I want to give permissions to folders and files to users myself. For example, I will have,
/okm:root/MainFolder_1/SubFolder_1/File_1
/okm:root/MainFolder_1/SubFolder_2/File_2
..
/okm:root/MainFolder_n/SubFolder_n/File_n

For a user, if i want to give permission to File_2 I will give it by myself (through REST), now that the OpenKM system works like any new user created should be assigned one of the pre-defined ROLES (ROLE_USER or ROLE_ADMIN) I removed all access to ROLE_USER from okm:root recursively. I gave access to /okm:root/MainFolder_1/SubFolder_2/File_2 for the new user, but now the user has access to root, every new folder created inside root is also given access to new user (which I do not want, I don't want access given to any folder in the system, I will give access to every single document myself through REST), how to handle this situation, please let me know if this scenario needs more understanding.

Thanks in advance!

You are creating folder from rest, and obviously that propagates grants from parents to childs, you can not prevent it. OpenKM have a security manager where is set the security logic. Default security manager configuration only take in consideration the document node, not all path. If you have grants for document node you will be able to modify etc... this file althought you do not have enought grants for navigating across all path.

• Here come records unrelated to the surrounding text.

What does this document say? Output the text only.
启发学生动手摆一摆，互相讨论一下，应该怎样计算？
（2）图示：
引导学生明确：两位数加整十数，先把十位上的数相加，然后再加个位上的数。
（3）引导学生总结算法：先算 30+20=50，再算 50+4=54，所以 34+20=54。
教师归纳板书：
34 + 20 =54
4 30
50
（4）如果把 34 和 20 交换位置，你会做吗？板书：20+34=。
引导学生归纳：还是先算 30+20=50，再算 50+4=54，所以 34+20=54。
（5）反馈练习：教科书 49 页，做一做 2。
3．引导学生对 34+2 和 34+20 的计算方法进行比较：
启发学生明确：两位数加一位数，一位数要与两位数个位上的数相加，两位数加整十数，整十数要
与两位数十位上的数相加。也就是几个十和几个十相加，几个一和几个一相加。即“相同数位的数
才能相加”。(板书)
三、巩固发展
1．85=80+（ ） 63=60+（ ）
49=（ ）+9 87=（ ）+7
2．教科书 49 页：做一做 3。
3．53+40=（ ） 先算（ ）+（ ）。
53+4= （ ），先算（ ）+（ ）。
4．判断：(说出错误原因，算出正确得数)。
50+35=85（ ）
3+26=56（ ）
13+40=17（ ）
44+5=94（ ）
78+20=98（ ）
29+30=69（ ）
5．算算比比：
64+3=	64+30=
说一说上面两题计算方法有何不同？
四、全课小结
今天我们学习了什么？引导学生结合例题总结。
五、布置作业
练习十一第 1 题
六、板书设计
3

Understanding better the kind of integration will be able to help you better. For example you can create a document:
/okm:root/hidden/default/document.txt where the user has not access to hidden ( unvisible from UI ) but will be able to write on default ( you have enought grants there ).

Also from api can change the security of folders and documents ( can be part of your login ). Or create some automation task and change security after each folder node is created etc...

Hi,

Thanks for coming into rescue every time we get into trouble . We will try your idea and let you know. But there is no way that we can stop propagating security inside node?

Thank you again!

Deafult behaviour should be always propagate security. That what in almost 99% cases is welcome. In your scenario should apply other security rather than default after document creation. For it linking an action to document creation event will get to you the expected results.